Curve fitting using QR factorization


Consider the problem of fitting the "best" (in the least squares sense) line f(x) = w(1)*x + w(2) to the following dataset: x = [0 3 5]', y = [1 2 5.2]'. We first form the Vandermonde matrix X = [x ones(3,1)]. Notice that cond(X) = 5.8307; this represents the inherent conditioning of the given curve fitting problem. Normal equations yield A = X'*X = [34 8; 8 3], b = X'*y = [36.5; 9.9] and w = [0.7974; 1.1737]. Observe that cond(A) = 33.9969, which is approximately equal to cond(X)^2. We interpret this to mean that the normal equations algorithm is unstable.
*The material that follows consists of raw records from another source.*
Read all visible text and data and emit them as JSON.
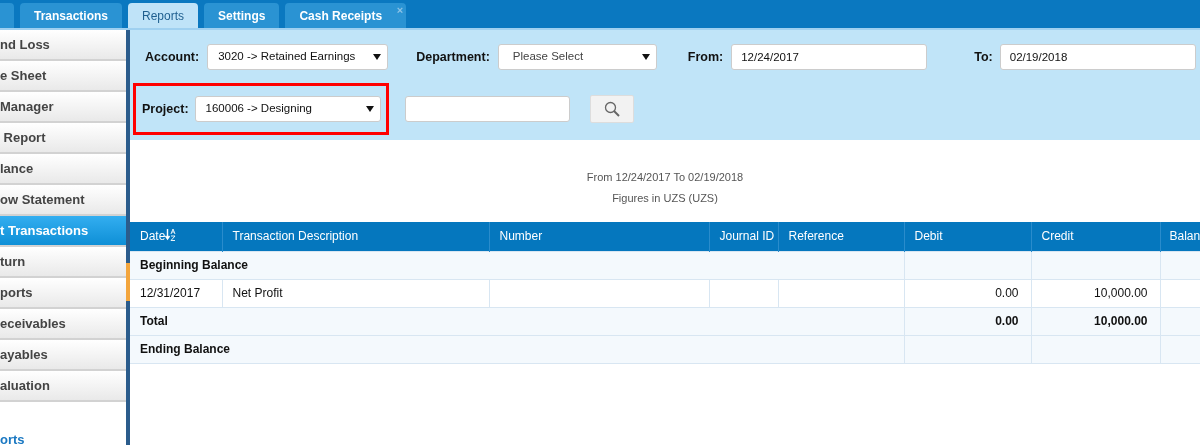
{
  "tabs": [
    {
      "label": "Transactions",
      "selected": false
    },
    {
      "label": "Reports",
      "selected": true
    },
    {
      "label": "Settings",
      "selected": false
    },
    {
      "label": "Cash Receipts",
      "selected": false,
      "close_label": "×"
    }
  ],
  "sidebar": {
    "items": [
      {
        "label": "nd Loss",
        "selected": false
      },
      {
        "label": "e Sheet",
        "selected": false
      },
      {
        "label": "Manager",
        "selected": false
      },
      {
        "label": " Report",
        "selected": false
      },
      {
        "label": "lance",
        "selected": false
      },
      {
        "label": "ow Statement",
        "selected": false
      },
      {
        "label": "t Transactions",
        "selected": true
      },
      {
        "label": "turn",
        "selected": false
      },
      {
        "label": "ports",
        "selected": false
      },
      {
        "label": "eceivables",
        "selected": false
      },
      {
        "label": "ayables",
        "selected": false
      },
      {
        "label": "aluation",
        "selected": false
      }
    ],
    "footer_link": "orts"
  },
  "filters": {
    "account": {
      "label": "Account:",
      "value": "3020 -> Retained Earnings"
    },
    "department": {
      "label": "Department:",
      "value": "Please Select"
    },
    "from": {
      "label": "From:",
      "value": "12/24/2017"
    },
    "to": {
      "label": "To:",
      "value": "02/19/2018"
    },
    "project": {
      "label": "Project:",
      "value": "160006 -> Designing",
      "highlighted": true
    }
  },
  "report_header": {
    "period": "From 12/24/2017 To 02/19/2018",
    "currency": "Figures in UZS (UZS)"
  },
  "table": {
    "columns": [
      {
        "label": "Date",
        "sortable": true
      },
      {
        "label": "Transaction Description",
        "sortable": false
      },
      {
        "label": "Number",
        "sortable": false
      },
      {
        "label": "Journal ID",
        "sortable": false
      },
      {
        "label": "Reference",
        "sortable": false
      },
      {
        "label": "Debit",
        "sortable": false
      },
      {
        "label": "Credit",
        "sortable": false
      },
      {
        "label": "Balan"
      }
    ],
    "rows": [
      {
        "kind": "group",
        "label": "Beginning Balance"
      },
      {
        "kind": "data",
        "cells": [
          "12/31/2017",
          "Net Profit",
          "",
          "",
          "",
          "0.00",
          "10,000.00",
          ""
        ]
      },
      {
        "kind": "total",
        "label": "Total",
        "debit": "0.00",
        "credit": "10,000.00"
      },
      {
        "kind": "group",
        "label": "Ending Balance"
      }
    ]
  }
}
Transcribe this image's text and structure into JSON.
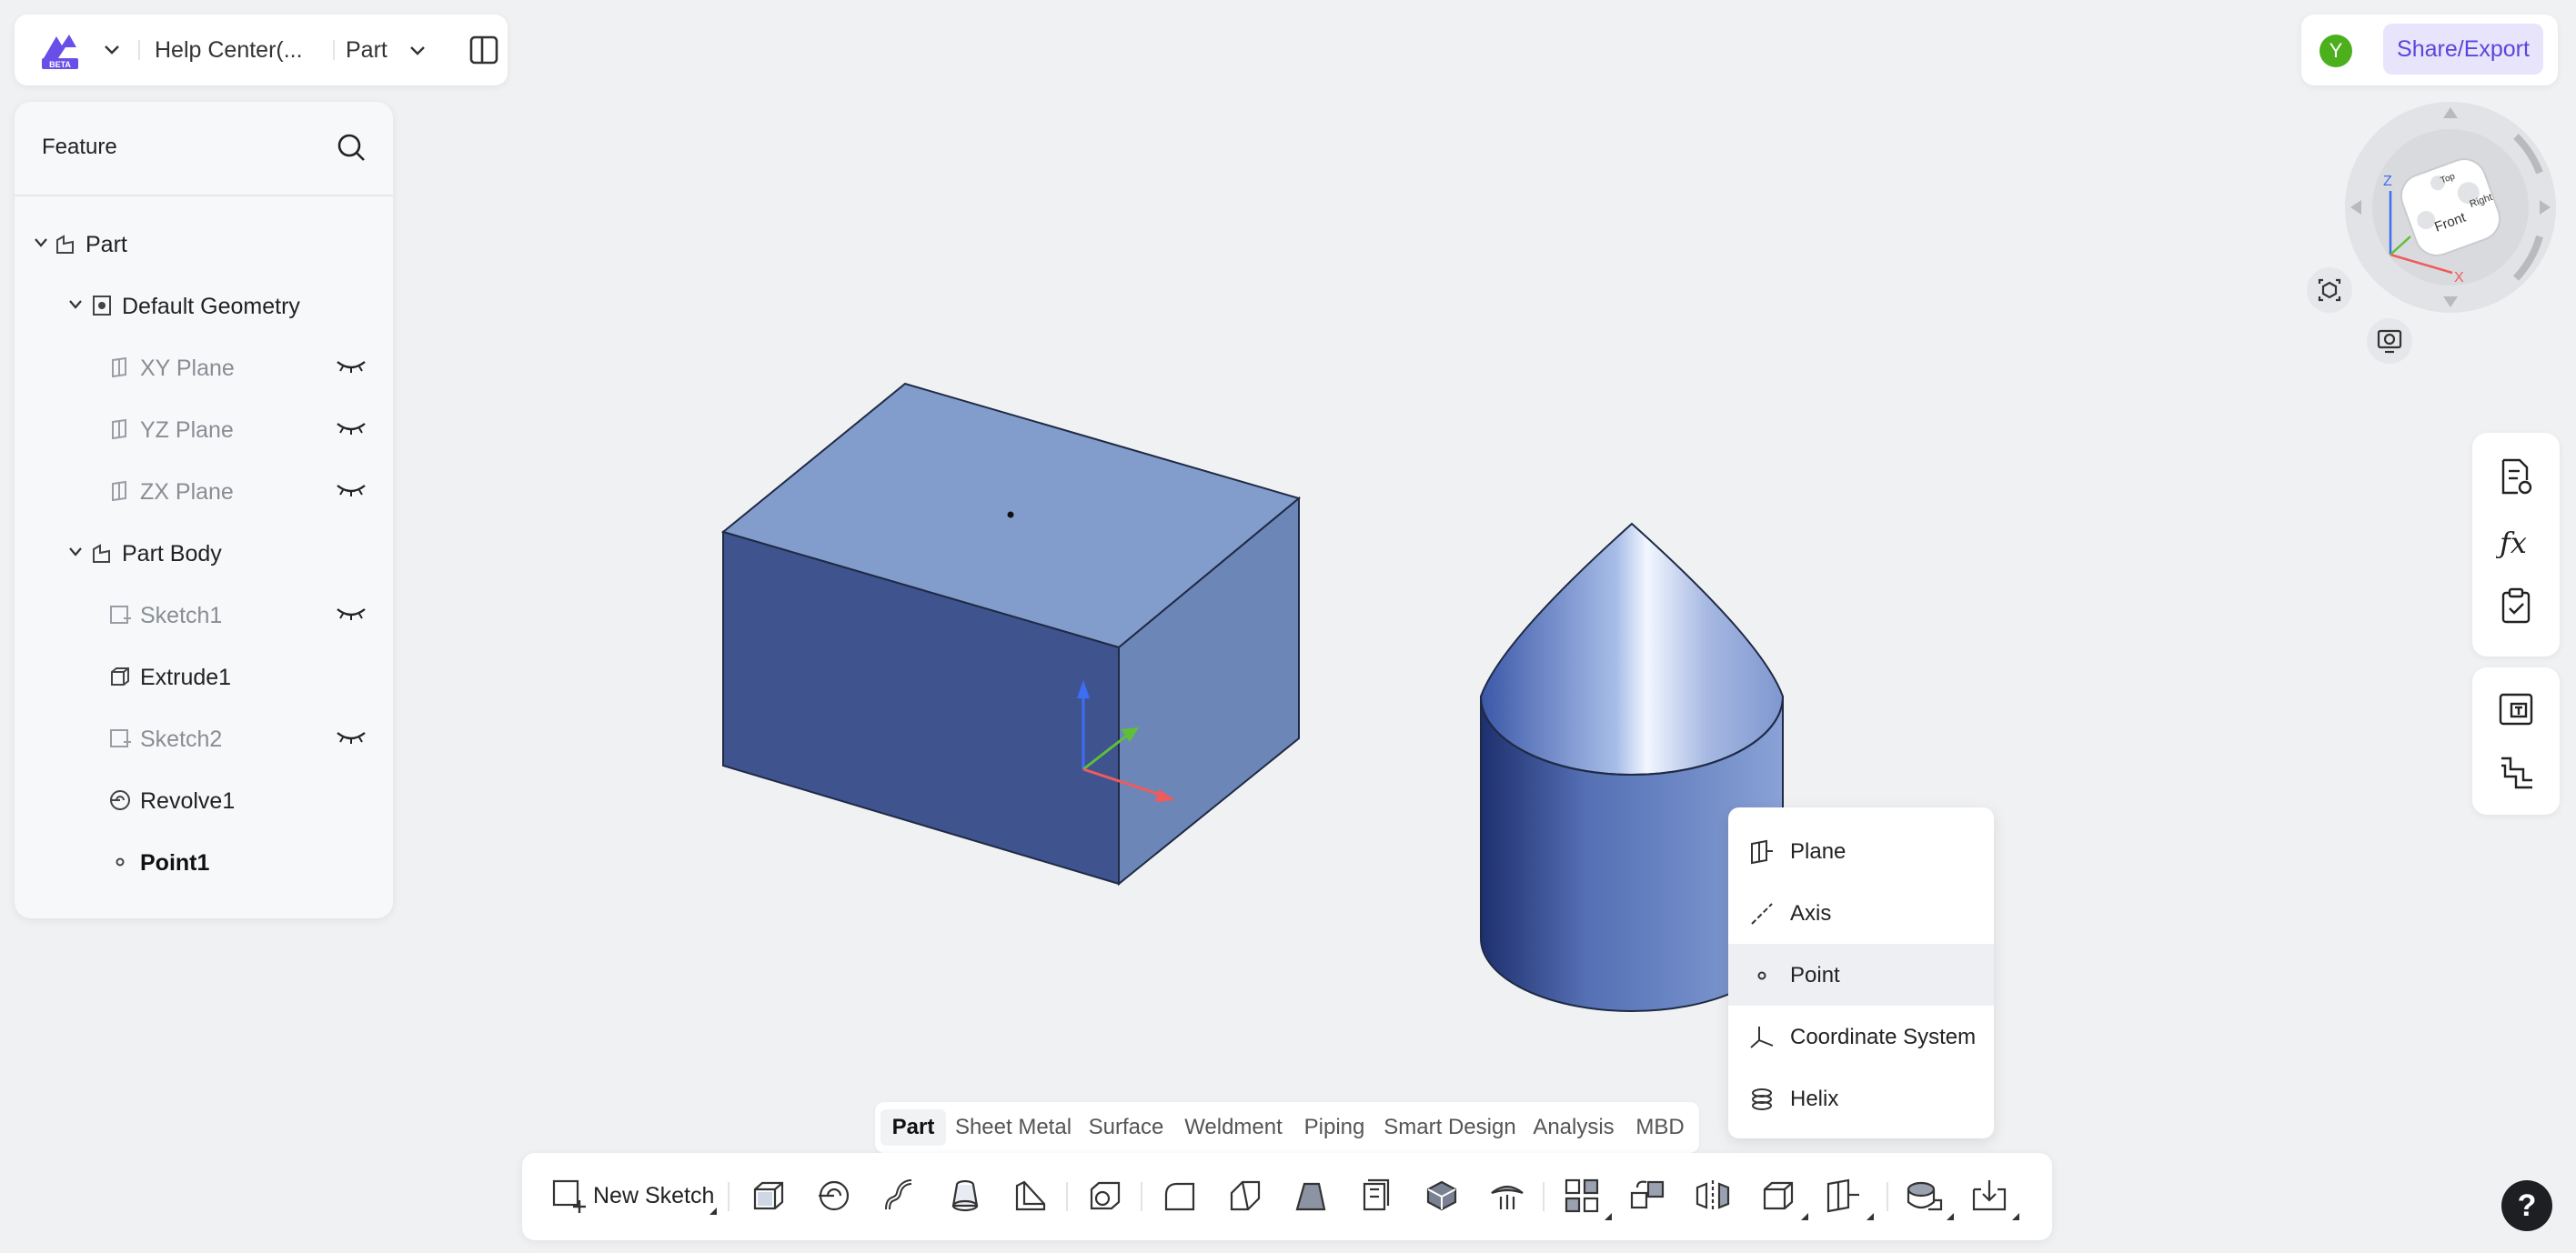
{
  "topbar": {
    "logo_badge": "BETA",
    "document_title": "Help Center(...",
    "mode": "Part"
  },
  "topright": {
    "avatar_initial": "Y",
    "share_label": "Share/Export"
  },
  "feature_panel": {
    "title": "Feature",
    "tree": [
      {
        "label": "Part",
        "icon": "part-icon",
        "expanded": true,
        "visible_toggle": false
      },
      {
        "label": "Default Geometry",
        "icon": "default-geometry-icon",
        "expanded": true,
        "visible_toggle": false
      },
      {
        "label": "XY Plane",
        "icon": "plane-icon",
        "hidden": true
      },
      {
        "label": "YZ Plane",
        "icon": "plane-icon",
        "hidden": true
      },
      {
        "label": "ZX Plane",
        "icon": "plane-icon",
        "hidden": true
      },
      {
        "label": "Part Body",
        "icon": "part-body-icon",
        "expanded": true
      },
      {
        "label": "Sketch1",
        "icon": "sketch-icon",
        "hidden": true
      },
      {
        "label": "Extrude1",
        "icon": "extrude-icon",
        "hidden": false
      },
      {
        "label": "Sketch2",
        "icon": "sketch-icon",
        "hidden": true
      },
      {
        "label": "Revolve1",
        "icon": "revolve-icon",
        "hidden": false
      },
      {
        "label": "Point1",
        "icon": "point-icon",
        "hidden": false,
        "selected": true
      }
    ]
  },
  "viewcube": {
    "axis_z": "Z",
    "axis_x": "X",
    "face_front": "Front",
    "face_right": "Right",
    "face_top": "Top"
  },
  "context_menu": {
    "items": [
      {
        "label": "Plane",
        "icon": "plane-icon"
      },
      {
        "label": "Axis",
        "icon": "axis-icon"
      },
      {
        "label": "Point",
        "icon": "point-icon",
        "active": true
      },
      {
        "label": "Coordinate System",
        "icon": "coordinate-system-icon"
      },
      {
        "label": "Helix",
        "icon": "helix-icon"
      }
    ]
  },
  "tabs": [
    {
      "label": "Part",
      "active": true
    },
    {
      "label": "Sheet Metal"
    },
    {
      "label": "Surface"
    },
    {
      "label": "Weldment"
    },
    {
      "label": "Piping"
    },
    {
      "label": "Smart Design"
    },
    {
      "label": "Analysis"
    },
    {
      "label": "MBD"
    }
  ],
  "toolbar": {
    "new_sketch_label": "New Sketch"
  },
  "help_label": "?",
  "colors": {
    "accent": "#5a46d8",
    "share_bg": "#e7e4fb",
    "avatar": "#4caf1c",
    "box_top": "#829ccc",
    "box_front": "#3f548f",
    "box_side": "#6c86b8",
    "cone_light": "#f2f7ff",
    "cylinder": "#5a72b4"
  }
}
Now let's compute the QR factorization of X instead: [Q R_0] = qr(X), Q = [0 0.9459 0.3244; -0.5145 0.2782 -0.8111; -0.8575 -0.1669 0.4867] and R_0 = [-5.8310 -1.3720; 0 1.0572; 0 0]. The matrix R, as we've defined it, can then be obtain from R_0 by taking the first 2 rows, i.e. R = R_0(1:2,:). Notice that X is a 3x2 matrix, Q is a 3x3 matrix and R is a 2x2 matrix. Also, R is upper-triangular and Q*Q' = eye(3) so Q' = inv(Q) and Q is orthogonal, just like we wanted. Although we don't really know whether qr() obtained Q and R using Householder transformations (as opposed to, say, Givens rotations or Gram-Schmidt), QR factorization is unique up to scaling factors so the end result is the same. We can now solve for w by setting w = R \ c, where b = Q'*y and c = b(1:2) (R is a 2x2 matrix, so we need to 'cut off' all entires of the column vector Q'*y that lie below the second row), obtaining w = [0.7974; 1.1737], as before. However, cond(R) = 5.8307 = cond(X), so, unlike normal equations, the QR algorithm (by which I mean factor the matrix into Q and R using Householder transformations, then solve the resulting upper-triangular system) is stable. To get an idea for what the fitted line looks like, try using pts = 0:0.1:5; plot(x,y,'o',pts,w(1)*pts + w(2)).